Global Crawler Traps
- Download the file http://kb-prod-udv-001.kb.dk/cvsweb/cvsweb.cgi/~checkout~/projects/webarkivering/documents/internal/crawlertrapsCollection.txt?rev=1.1;content-type=text/plain and upload it as a global-crawler-trap list.
- Download the list again from the GUI and compare it with original list. If necessary use "sort -u" to remove any duplicates and ensure that the two versions are ordered identically.
Update Byte Limits
Update the "Maximum number of bytes" for the defaultconfig for six domains as follows:
kb.dk | 100000 |
---|---|
statsbiblioteket.dk | 100001 |
netarkivet.dk | 100002 |
dbc.dk | 100003 |
bs.dk | 100004 |
sulnudu.dk | 100005 |
Add Alias Domain
- Using the GUI, set netarkivet.dk to be an alias of kb.dk. Confirm that it is listed on the "Alias Summary" page.
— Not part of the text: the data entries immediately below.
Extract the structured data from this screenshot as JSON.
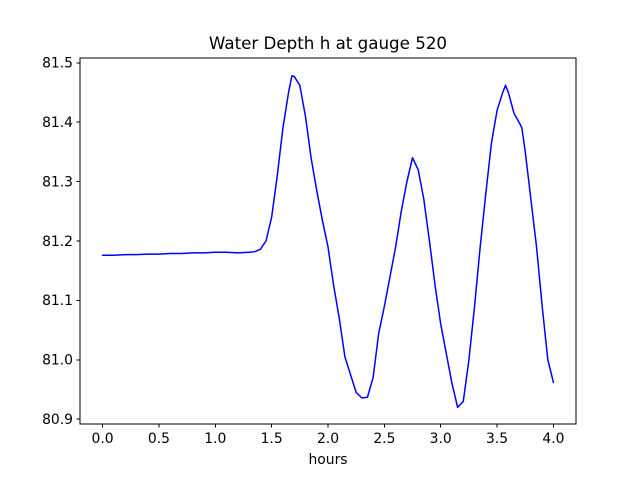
{
  "figure": {
    "background": "#ffffff"
  },
  "chart_data": {
    "type": "line",
    "title": "Water Depth h at gauge 520",
    "xlabel": "hours",
    "ylabel": "",
    "legend": "none",
    "grid": false,
    "line_color": "#0000ff",
    "line_width": 1.5,
    "spine_color": "#000000",
    "text_color": "#000000",
    "xlim": [
      -0.2,
      4.2
    ],
    "ylim": [
      80.892,
      81.508
    ],
    "xticks": [
      0.0,
      0.5,
      1.0,
      1.5,
      2.0,
      2.5,
      3.0,
      3.5,
      4.0
    ],
    "yticks": [
      80.9,
      81.0,
      81.1,
      81.2,
      81.3,
      81.4,
      81.5
    ],
    "x": [
      0.0,
      0.1,
      0.2,
      0.3,
      0.4,
      0.5,
      0.6,
      0.7,
      0.8,
      0.9,
      1.0,
      1.1,
      1.2,
      1.3,
      1.35,
      1.4,
      1.45,
      1.5,
      1.55,
      1.6,
      1.65,
      1.68,
      1.7,
      1.75,
      1.8,
      1.85,
      1.9,
      1.95,
      2.0,
      2.05,
      2.1,
      2.15,
      2.2,
      2.25,
      2.3,
      2.35,
      2.4,
      2.45,
      2.5,
      2.55,
      2.6,
      2.65,
      2.7,
      2.75,
      2.8,
      2.85,
      2.9,
      2.95,
      3.0,
      3.05,
      3.1,
      3.15,
      3.2,
      3.25,
      3.3,
      3.35,
      3.4,
      3.45,
      3.5,
      3.55,
      3.575,
      3.6,
      3.65,
      3.7,
      3.72,
      3.75,
      3.8,
      3.85,
      3.9,
      3.95,
      4.0
    ],
    "y": [
      81.176,
      81.176,
      81.177,
      81.177,
      81.178,
      81.178,
      81.179,
      81.179,
      81.18,
      81.18,
      81.181,
      81.181,
      81.18,
      81.181,
      81.182,
      81.186,
      81.2,
      81.24,
      81.31,
      81.39,
      81.45,
      81.478,
      81.477,
      81.462,
      81.41,
      81.34,
      81.285,
      81.235,
      81.19,
      81.125,
      81.07,
      81.005,
      80.975,
      80.945,
      80.936,
      80.937,
      80.97,
      81.045,
      81.09,
      81.14,
      81.19,
      81.25,
      81.3,
      81.34,
      81.32,
      81.27,
      81.2,
      81.125,
      81.06,
      81.01,
      80.96,
      80.92,
      80.93,
      81.0,
      81.09,
      81.19,
      81.28,
      81.365,
      81.42,
      81.45,
      81.462,
      81.45,
      81.415,
      81.398,
      81.39,
      81.35,
      81.27,
      81.19,
      81.09,
      81.0,
      80.962
    ]
  }
}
- Now try to make dbc.dk an alias of netarkivet.dk. This should fail because chains of aliases are not allowed.
Start a Snapshot Harvest
- Create and activate a snapshot harvest with a "Max number of bytes per domain" of 1000000.
- Wait until HarvestJobManager on the Status page shows that jobs have been created for the harvest.
Check that Alias Domain is not Harvested
For each job generated, check that netarkivet.dk is not included in the domains harvested.
Check that Jobs Complete as Expected
Use the Harvest Status section of the GUI to monitor the jobs. When all jobs have finished, check each job in turn to see that the domains report their "Stopped due to" as follows:
bs.dk Domain Completed kum.dk Max Bytes limit reached oernhoej.dk Domain Completed drive-badmintonklub.dk Max Bytes limit reached sulnudu.dk Domain-config limit reached statsbiblioteket.dk Domain-config limit reached kb.dk Domain-config limit reached raeder.dk Max Bytes limit reached trinekc.dk Max Bytes limit reached kaarefc.dk Domain Completed kaareogtrine.dk Max Bytes limit reached dbc.dk Max Bytes limit reached olsen2.dk Domain Completed slothchristensen.dk Max Bytes limit reached pligtaflevering.dk Max Bytes limit reached trineogkaare.dk Max Bytes limit reached sy-jonna.dk Max Bytes limit reached
If any of these have a different reason, investigate to see if the new stop reason makes sense.